Sign: Something that stands for something else. Most theorists distinguish between the icon and the index. An icon signifies what it represents by its likeness or similarity to that object, person, place, and so on. The cave paintings at Lascaux, France, for instance, are icons representing a variety of animals. An index is directly and regularly connected, physically or through a cause-effect relationship, to what it signifies. Clouds darkening the sky could thus be an index for an approaching thunderstorm, as smoke is for fire. In works such as “On a New List of Categories” (1867), American philosopher Charles Sanders Peirce contended that symbols are also signs. Calling the symbol a “sign proper,” he argued that symbols do not involve natural or inherent relationships to what they suggest but, rather, arbitrary socially and culturally determined relationships. For instance, when flown by ships, monochromatic flags of certain colors are internationally understood to represent specific conditions; red signifies danger or revolution, yellow quarantine, black death or protest, white truce or surrender, green proceed, and orange distress.

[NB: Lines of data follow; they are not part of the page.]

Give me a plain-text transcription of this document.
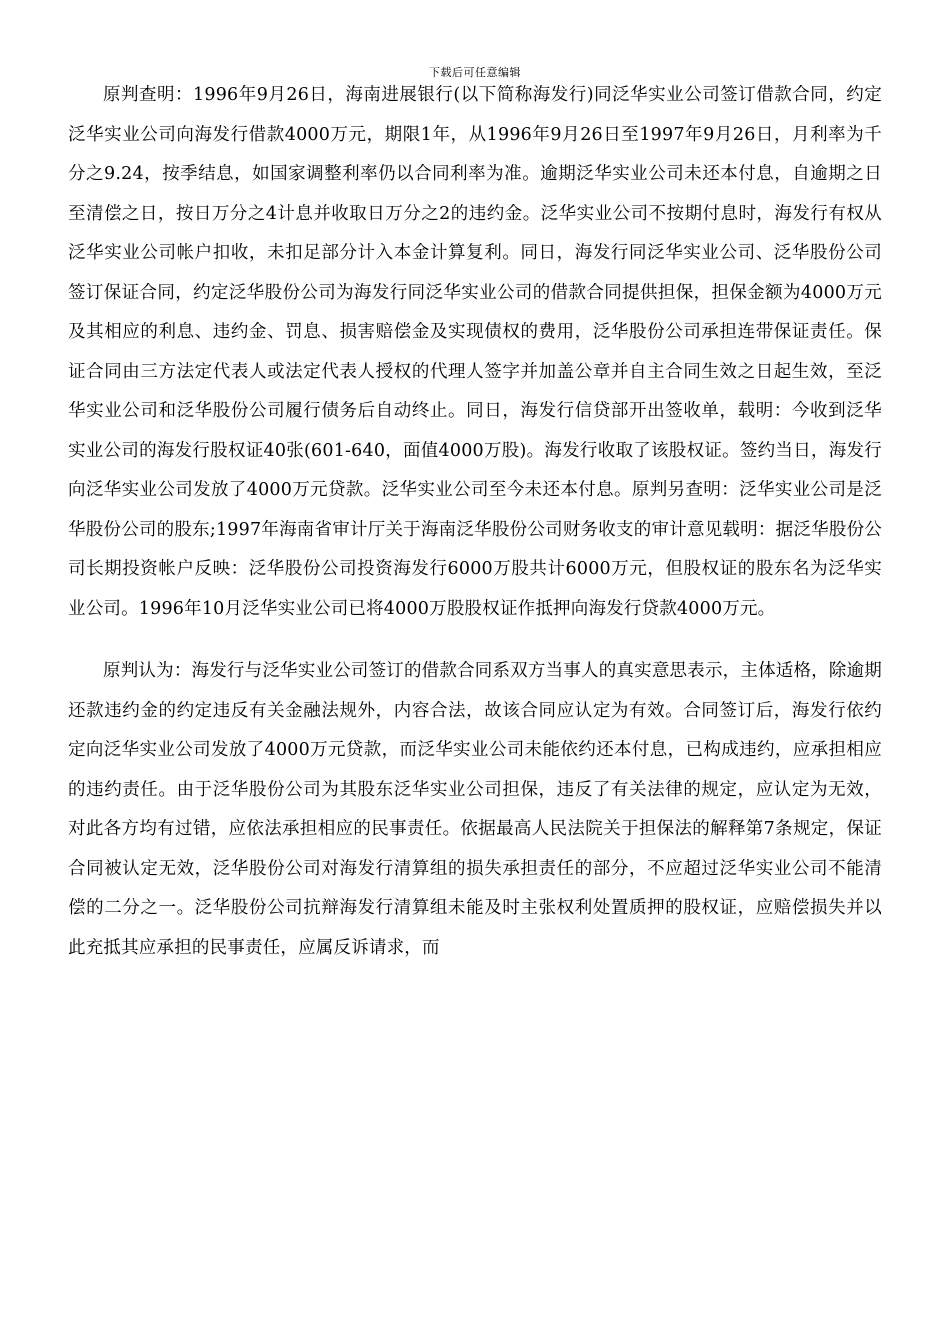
下载后可任意编辑

原判查明：1996年9月26日，海南进展银行(以下简称海发行)同泛华实业公司签订借款合同，约定泛华实业公司向海发行借款4000万元，期限1年，从1996年9月26日至1997年9月26日，月利率为千分之9.24，按季结息，如国家调整利率仍以合同利率为准。逾期泛华实业公司未还本付息，自逾期之日至清偿之日，按日万分之4计息并收取日万分之2的违约金。泛华实业公司不按期付息时，海发行有权从泛华实业公司帐户扣收，未扣足部分计入本金计算复利。同日，海发行同泛华实业公司、泛华股份公司签订保证合同，约定泛华股份公司为海发行同泛华实业公司的借款合同提供担保，担保金额为4000万元及其相应的利息、违约金、罚息、损害赔偿金及实现债权的费用，泛华股份公司承担连带保证责任。保证合同由三方法定代表人或法定代表人授权的代理人签字并加盖公章并自主合同生效之日起生效，至泛华实业公司和泛华股份公司履行债务后自动终止。同日，海发行信贷部开出签收单，载明：今收到泛华实业公司的海发行股权证40张(601-640，面值4000万股)。海发行收取了该股权证。签约当日，海发行向泛华实业公司发放了4000万元贷款。泛华实业公司至今未还本付息。原判另查明：泛华实业公司是泛华股份公司的股东;1997年海南省审计厅关于海南泛华股份公司财务收支的审计意见载明：据泛华股份公司长期投资帐户反映：泛华股份公司投资海发行6000万股共计6000万元，但股权证的股东名为泛华实业公司。1996年10月泛华实业公司已将4000万股股权证作抵押向海发行贷款4000万元。

原判认为：海发行与泛华实业公司签订的借款合同系双方当事人的真实意思表示，主体适格，除逾期还款违约金的约定违反有关金融法规外，内容合法，故该合同应认定为有效。合同签订后，海发行依约定向泛华实业公司发放了4000万元贷款，而泛华实业公司未能依约还本付息，已构成违约，应承担相应的违约责任。由于泛华股份公司为其股东泛华实业公司担保，违反了有关法律的规定，应认定为无效，对此各方均有过错，应依法承担相应的民事责任。依据最高人民法院关于担保法的解释第7条规定，保证合同被认定无效，泛华股份公司对海发行清算组的损失承担责任的部分，不应超过泛华实业公司不能清偿的二分之一。泛华股份公司抗辩海发行清算组未能及时主张权利处置质押的股权证，应赔偿损失并以此充抵其应承担的民事责任，应属反诉请求，而
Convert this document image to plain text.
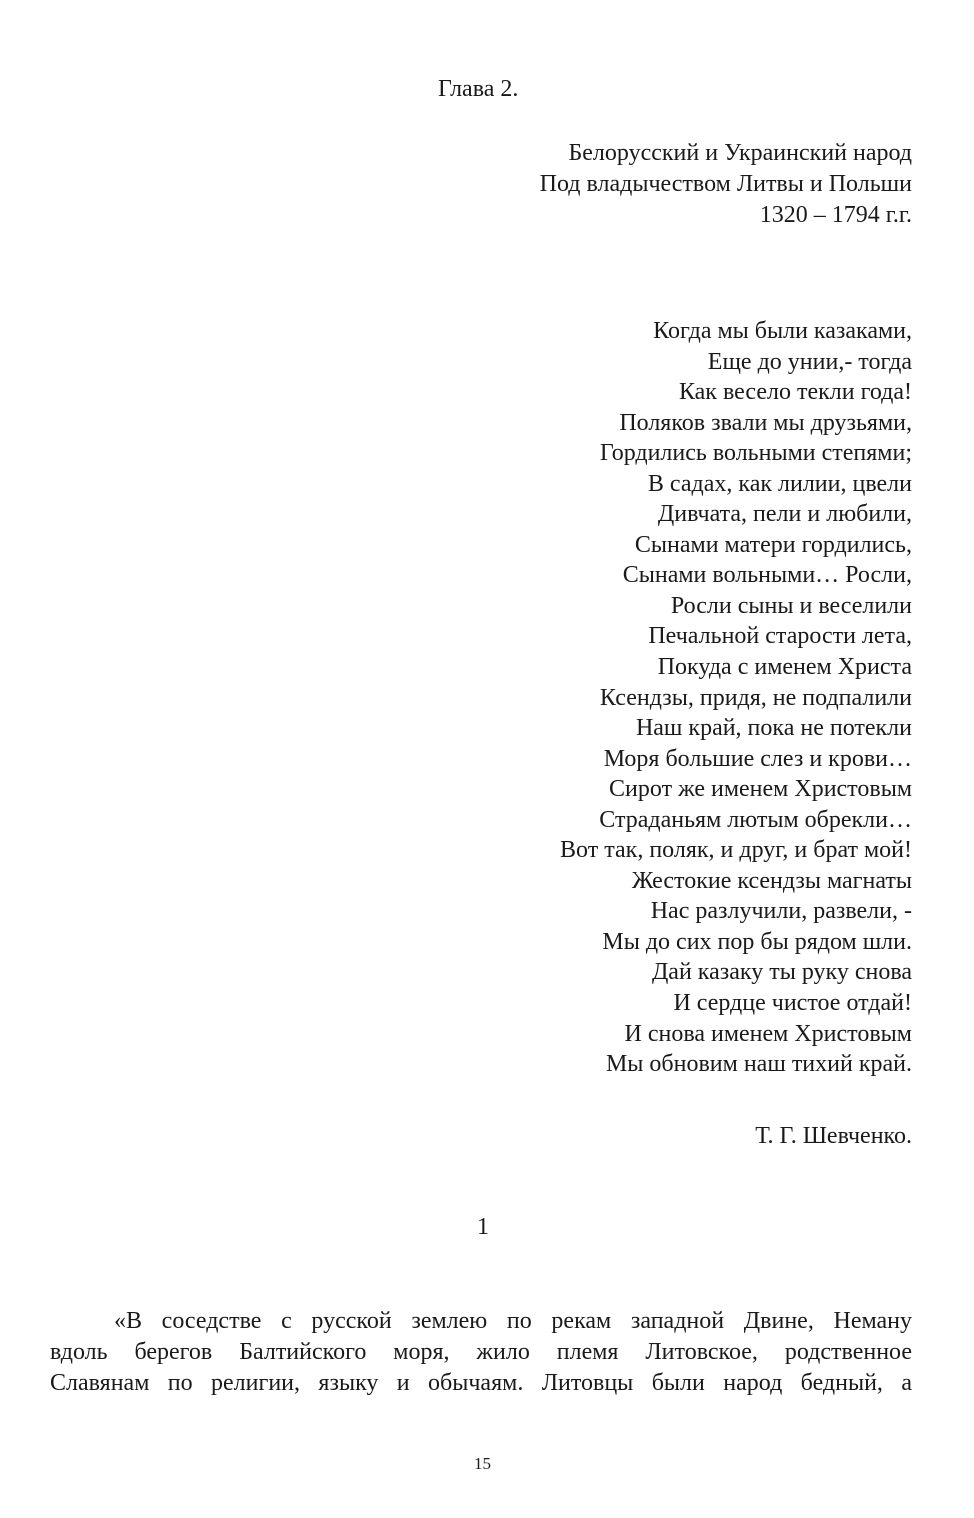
Глава 2.
Белорусский и Украинский народ
Под владычеством Литвы и Польши
1320 – 1794 г.г.
Когда мы были казаками,
Еще до унии,- тогда
Как весело текли года!
Поляков звали мы друзьями,
Гордились вольными степями;
В садах, как лилии, цвели
Дивчата, пели и любили,
Сынами матери гордились,
Сынами вольными… Росли,
Росли сыны и веселили
Печальной старости лета,
Покуда с именем Христа
Ксендзы, придя, не подпалили
Наш край, пока не потекли
Моря большие слез и крови…
Сирот же именем Христовым
Страданьям лютым обрекли…
Вот так, поляк, и друг, и брат мой!
Жестокие ксендзы магнаты
Нас разлучили, развели, -
Мы до сих пор бы рядом шли.
Дай казаку ты руку снова
И сердце чистое отдай!
И снова именем Христовым
Мы обновим наш тихий край.
Т. Г. Шевченко.
1
«В соседстве с русской землею по рекам западной Двине, Неману
вдоль берегов Балтийского моря, жило племя Литовское, родственное
Славянам по религии, языку и обычаям. Литовцы были народ бедный, а
15
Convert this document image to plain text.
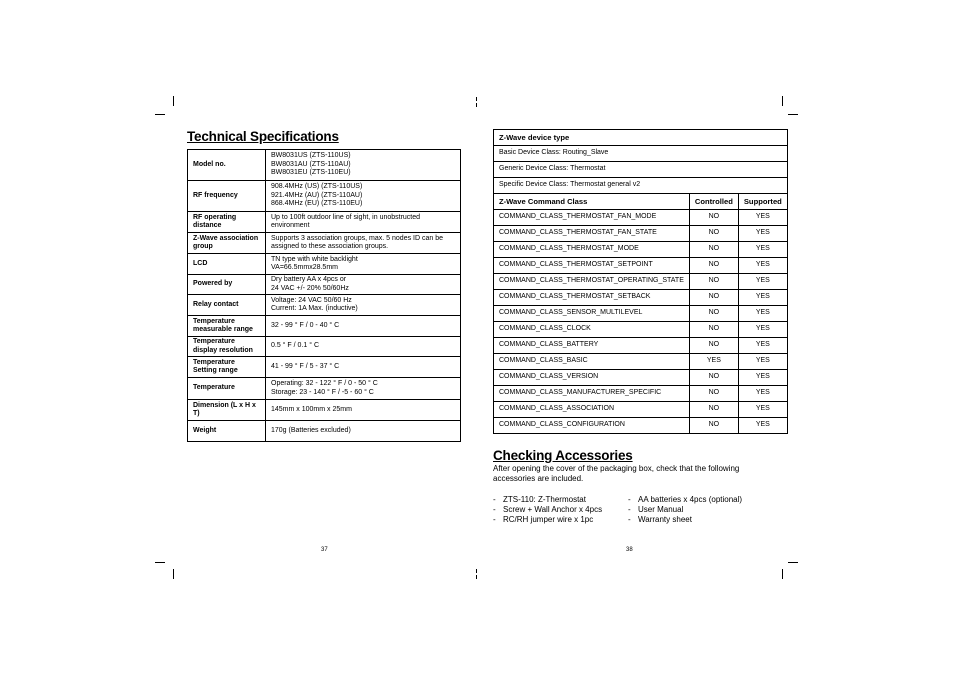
Technical Specifications
Model no.	BW8031US (ZTS-110US)
BW8031AU (ZTS-110AU)
BW8031EU (ZTS-110EU)

RF frequency	908.4MHz (US) (ZTS-110US)
921.4MHz (AU) (ZTS-110AU)
868.4MHz (EU) (ZTS-110EU)

RF operating distance	Up to 100ft outdoor line of sight, in unobstructed environment

Z-Wave association group	Supports 3 association groups, max. 5 nodes ID can be assigned to these association groups.

LCD	TN type with white backlight
VA=66.5mmx28.5mm

Powered by	Dry battery AA x 4pcs or
24 VAC +/- 20% 50/60Hz

Relay contact	Voltage: 24 VAC 50/60 Hz
Current: 1A Max. (inductive)

Temperature measurable range	32 - 99 ° F / 0 - 40 ° C

Temperature display resolution	0.5 ° F / 0.1 ° C

Temperature Setting range	41 - 99 ° F / 5 - 37 ° C

Temperature	Operating: 32 - 122 ° F / 0 - 50 ° C
Storage: 23 - 140 ° F / -5 - 60 ° C

Dimension (L x H x T)	145mm x 100mm x 25mm

Weight	170g (Batteries excluded)
37
Z-Wave device type		
Basic Device Class: Routing_Slave		
Generic Device Class: Thermostat		
Specific Device Class: Thermostat general v2		
Z-Wave Command Class	Controlled	Supported
COMMAND_CLASS_THERMOSTAT_FAN_MODE	NO	YES
COMMAND_CLASS_THERMOSTAT_FAN_STATE	NO	YES
COMMAND_CLASS_THERMOSTAT_MODE	NO	YES
COMMAND_CLASS_THERMOSTAT_SETPOINT	NO	YES
COMMAND_CLASS_THERMOSTAT_OPERATING_STATE	NO	YES
COMMAND_CLASS_THERMOSTAT_SETBACK	NO	YES
COMMAND_CLASS_SENSOR_MULTILEVEL	NO	YES
COMMAND_CLASS_CLOCK	NO	YES
COMMAND_CLASS_BATTERY	NO	YES
COMMAND_CLASS_BASIC	YES	YES
COMMAND_CLASS_VERSION	NO	YES
COMMAND_CLASS_MANUFACTURER_SPECIFIC	NO	YES
COMMAND_CLASS_ASSOCIATION	NO	YES
COMMAND_CLASS_CONFIGURATION	NO	YES
Checking Accessories

After opening the cover of the packaging box, check that the following accessories are included.

- ZTS-110: Z-Thermostat
- Screw + Wall Anchor x 4pcs
- RC/RH jumper wire x 1pc
- AA batteries x 4pcs (optional)
- User Manual
- Warranty sheet
38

Swiss linguist Ferdinand de Saussure defined the “linguistic sign” as composed of a signifier, a linguistic “sound-image” used to represent some comparatively abstract concept, and a signified, the concept being represented. As set forth in the Cours de linguistique générale (Course in General Linguistics), published posthumously in 1916 and based on student notes of his lectures, Saussure argued that a “linguistic sign is not a link between a thing and a name, but between a concept and a sound pattern,” and characterized a “linguistic system” as “a series of differences of sound combined with a series of differences of ideas.” He also argued that the relationship between signifier and signified is arbitrary, that is, that no intrinsic or natural relationship exists between them. For instance, French speakers regard the signifier pour as meaning “for,” whereas to English speakers the same signifier means “cause to flow in a continuous stream” or “rain heavily.” Saussure further argued that the meaning of any given sign arises from the difference between it and other signs in the same linguistic system.
Differences in language make meanings recognizable; the word pour means what it does in English because it is distinct from other words (such as four and peer) with which it can be compared and contrasted. Differences in meaning — including differences in the meaning of a given word in different verbal contexts — are learned conventions that speakers understand as if they were positive qualities, givens of Nature.